Alors que les Parisiens vitupèrent contre l’insalubrité endémique et les chantiers de travaux publics pléthoriques – 6000 en cours –, la municipalité affiche son ambition... esthétique. « Embellir Paris », quelle bonne idée... sur le papier. L’adjoint à la Culture, Christophe Girard, est ainsi mandaté pour promouvoir une vingtaine de micro-projets, aux confins de l’architecture, de l’urbanisme et de l’art contemporain. L’ambition : braquer le projecteur sur quelques-uns des recoins les plus sordides de la capitale – murs aveugles de l’école Keller (11e) ou préau cracra de la rue Michel Le Comte (3e) –, pour en faire des lieux, sinon désirables, du moins aimables.

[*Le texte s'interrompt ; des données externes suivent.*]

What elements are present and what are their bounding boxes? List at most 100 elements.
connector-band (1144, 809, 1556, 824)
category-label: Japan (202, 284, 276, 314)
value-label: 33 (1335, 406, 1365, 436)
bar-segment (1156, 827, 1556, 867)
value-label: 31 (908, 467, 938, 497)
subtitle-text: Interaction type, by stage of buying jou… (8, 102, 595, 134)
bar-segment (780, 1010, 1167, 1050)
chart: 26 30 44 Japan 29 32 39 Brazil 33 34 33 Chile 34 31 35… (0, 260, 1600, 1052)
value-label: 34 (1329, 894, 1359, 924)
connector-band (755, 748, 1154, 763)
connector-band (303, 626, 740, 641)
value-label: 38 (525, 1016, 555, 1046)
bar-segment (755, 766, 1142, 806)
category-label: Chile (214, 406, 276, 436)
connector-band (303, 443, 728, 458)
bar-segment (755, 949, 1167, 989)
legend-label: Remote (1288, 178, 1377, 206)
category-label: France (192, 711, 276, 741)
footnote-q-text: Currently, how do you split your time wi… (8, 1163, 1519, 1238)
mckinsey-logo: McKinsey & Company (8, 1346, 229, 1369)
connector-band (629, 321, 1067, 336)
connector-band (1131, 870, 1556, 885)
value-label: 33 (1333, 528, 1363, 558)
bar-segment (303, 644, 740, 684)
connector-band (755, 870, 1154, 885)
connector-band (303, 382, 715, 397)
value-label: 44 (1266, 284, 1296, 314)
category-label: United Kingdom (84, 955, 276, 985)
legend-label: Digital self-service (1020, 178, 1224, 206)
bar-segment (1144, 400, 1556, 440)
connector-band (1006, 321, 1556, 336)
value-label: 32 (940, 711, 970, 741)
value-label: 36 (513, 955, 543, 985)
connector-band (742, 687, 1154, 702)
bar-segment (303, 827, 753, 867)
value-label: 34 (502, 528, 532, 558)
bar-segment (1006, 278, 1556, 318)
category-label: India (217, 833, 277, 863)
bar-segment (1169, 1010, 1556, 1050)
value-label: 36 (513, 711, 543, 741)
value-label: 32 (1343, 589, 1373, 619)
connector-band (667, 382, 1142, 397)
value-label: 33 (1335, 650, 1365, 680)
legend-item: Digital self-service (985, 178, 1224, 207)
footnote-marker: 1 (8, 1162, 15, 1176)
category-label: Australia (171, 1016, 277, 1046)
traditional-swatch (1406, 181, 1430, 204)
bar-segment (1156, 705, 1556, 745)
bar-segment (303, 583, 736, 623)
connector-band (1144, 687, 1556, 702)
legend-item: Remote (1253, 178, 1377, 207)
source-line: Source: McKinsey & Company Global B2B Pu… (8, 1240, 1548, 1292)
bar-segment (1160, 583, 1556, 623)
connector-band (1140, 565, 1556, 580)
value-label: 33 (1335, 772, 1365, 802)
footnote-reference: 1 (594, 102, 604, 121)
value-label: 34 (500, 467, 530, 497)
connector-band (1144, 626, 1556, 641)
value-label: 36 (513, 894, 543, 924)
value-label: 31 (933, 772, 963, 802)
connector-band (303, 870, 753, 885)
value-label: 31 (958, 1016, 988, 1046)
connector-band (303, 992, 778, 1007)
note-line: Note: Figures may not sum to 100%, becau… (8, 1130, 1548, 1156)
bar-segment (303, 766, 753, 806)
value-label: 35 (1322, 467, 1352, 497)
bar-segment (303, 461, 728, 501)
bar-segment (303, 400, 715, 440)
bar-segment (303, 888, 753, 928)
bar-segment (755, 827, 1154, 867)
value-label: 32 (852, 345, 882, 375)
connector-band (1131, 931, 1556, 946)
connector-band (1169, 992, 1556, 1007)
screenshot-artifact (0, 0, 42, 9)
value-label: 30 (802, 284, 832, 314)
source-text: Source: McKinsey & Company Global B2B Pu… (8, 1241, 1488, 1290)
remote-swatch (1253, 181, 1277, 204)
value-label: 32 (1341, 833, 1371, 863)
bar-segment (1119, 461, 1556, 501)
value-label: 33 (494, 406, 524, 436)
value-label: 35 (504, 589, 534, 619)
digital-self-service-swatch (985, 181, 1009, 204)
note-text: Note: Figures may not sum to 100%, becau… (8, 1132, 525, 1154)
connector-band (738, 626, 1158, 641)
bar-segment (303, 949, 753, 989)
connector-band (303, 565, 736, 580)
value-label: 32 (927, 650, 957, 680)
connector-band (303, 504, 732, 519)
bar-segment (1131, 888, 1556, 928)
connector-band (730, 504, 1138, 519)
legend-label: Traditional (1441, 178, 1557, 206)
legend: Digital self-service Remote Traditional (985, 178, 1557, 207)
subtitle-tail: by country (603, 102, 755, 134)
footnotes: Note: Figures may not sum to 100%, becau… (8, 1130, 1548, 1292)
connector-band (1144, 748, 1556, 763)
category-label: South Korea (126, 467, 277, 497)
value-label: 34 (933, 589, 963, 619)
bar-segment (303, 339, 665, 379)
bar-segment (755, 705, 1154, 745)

Plus que le résultat, c’est le making-of qui compte. Un appel à projet pour éviter le soupçon de copinage. Suivi d’un appel à la vox populi pour cocher la case démocratie participative. À la fin de ce processus, un échantillon de personnalités incontestables et sympathiques du milieu de l’art contemporain sollicité pour désigner les lauréats. Aussi louable et prudent soit-il, ce dispositif a pourtant accouché d’une vingtaine d’expérimentations, inoffensives pour la plupart.
L’audace, chère à Christophe Girard, est aux abonnés absents, à moins de désigner sous ce vocable des couleurs primaires cache-misère badigeonnées sur du béton, à la manière des fresques enfantines qui égayent déjà les écoles primaires des villes et villages de France. Une ou deux œuvres seulement échappent à ce jeu de coloriage. Une seule artiste, pour tout dire, a cherché à habiter l’espace plutôt qu’à l’habiller : Randa Maroufi, repérée dans le cadre de la Bourse Révélations Emerige et dont le projet est porté par l’Institut des cultures d’Islam. Sous le métro aérien à Barbès-Rochechouart, dans cette longue et laide artère qui accueille tous les trafics, cette prometteuse vidéaste a installé des photos de femmes. Femmes au café, femmes au salon de coiffure, femmes tenant le mur... Le grand remplacement des hommes, en quelque sorte, comme une réponse ironique mais non-agressive à l’islamo-machisme.
La faiblesse du pécule dévolu à chaque intervention – maxi 50 000 euros – n’explique pas seule l’inconsistance de l’ensemble. Peu d’artistes ont répondu à l’appel, sans doute parce qu’il est plus facile de poser une œuvre dans un lieu que d’y intervenir en profondeur. Plus grave, l’espace public semble désormais conçu comme un lieu neutre. Et l’art ne doit plus heurter personne. Comme si les ostentatoires cœurs de Joana Vasconcelos et tulipes de Koons avaient, dans leur coûteuse grandiloquence, tari le champ des possibles. Or, cette volonté d’unanimité ne saurait produire qu’un art estampillé « United Colors » qui, souhaitant plaire à tout le monde, ne touche personne.